AI server
- IQ4_NL is much slower than Q4_0/1. So maybe quantize kv cache with IQ4_NL is not such a good idea…
- The new generation of mistral models (devstral 2, ministral 3, etc.) seem to have problem with the chat template… https://github.com/anomalyco/opencode/issues/5034
Clawdbot: With gemma 3, I got the “role must alternate between assistant/user” error. With devstral 2, the tool calls are broken. Have to use gemini for now.
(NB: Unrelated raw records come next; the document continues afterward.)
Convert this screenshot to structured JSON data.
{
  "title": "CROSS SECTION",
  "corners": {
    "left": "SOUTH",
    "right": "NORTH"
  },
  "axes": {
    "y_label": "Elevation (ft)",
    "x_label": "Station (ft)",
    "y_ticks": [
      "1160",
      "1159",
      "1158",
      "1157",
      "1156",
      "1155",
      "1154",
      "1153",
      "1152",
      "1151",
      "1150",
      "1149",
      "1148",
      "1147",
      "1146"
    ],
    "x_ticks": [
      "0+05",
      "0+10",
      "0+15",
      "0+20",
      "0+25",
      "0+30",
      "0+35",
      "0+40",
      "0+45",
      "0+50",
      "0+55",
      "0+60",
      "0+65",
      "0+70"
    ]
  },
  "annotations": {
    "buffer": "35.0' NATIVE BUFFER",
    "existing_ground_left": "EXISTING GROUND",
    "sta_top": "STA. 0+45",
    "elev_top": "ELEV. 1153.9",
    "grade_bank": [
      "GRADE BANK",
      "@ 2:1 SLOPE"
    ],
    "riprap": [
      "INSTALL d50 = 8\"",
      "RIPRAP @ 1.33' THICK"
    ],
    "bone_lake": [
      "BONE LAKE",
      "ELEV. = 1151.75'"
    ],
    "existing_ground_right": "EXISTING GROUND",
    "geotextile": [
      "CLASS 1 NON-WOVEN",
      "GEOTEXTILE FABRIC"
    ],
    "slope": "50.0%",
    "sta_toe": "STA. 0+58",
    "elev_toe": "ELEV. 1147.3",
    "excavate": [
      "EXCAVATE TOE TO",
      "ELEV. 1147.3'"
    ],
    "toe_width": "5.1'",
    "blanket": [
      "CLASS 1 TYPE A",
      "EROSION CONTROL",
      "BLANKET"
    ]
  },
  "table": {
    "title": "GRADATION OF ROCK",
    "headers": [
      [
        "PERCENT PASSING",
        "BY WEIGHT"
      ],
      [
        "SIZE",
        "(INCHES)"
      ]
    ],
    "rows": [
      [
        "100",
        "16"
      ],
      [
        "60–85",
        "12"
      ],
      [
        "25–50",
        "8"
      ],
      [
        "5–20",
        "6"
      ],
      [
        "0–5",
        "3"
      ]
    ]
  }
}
The local LLM setup was
"models": { "providers": { "local-llm": { "baseUrl": "https://llm.xeno.darksair.org/v1", "apiKey": "sk-intelvsamd", "api": "openai-completions", "models": [ { "id": "default", "name": "Local LLM", "reasoning": false, "input": [ "text" ], "cost": { "input": 0, "output": 0, "cacheRead": 0, "cacheWrite": 0 }, "contextWindow": 32768, "maxTokens": 4096 } ] } } }, "agents": { "defaults": { "workspace": "/opt/clawdbot/clawd", "model": { "primary": "local-llm/default" } } },SillyTavern seems to have a 1-minute timeout for first token generation, even though here the timeout is disabled.


For now I reduced the context limit to 12k.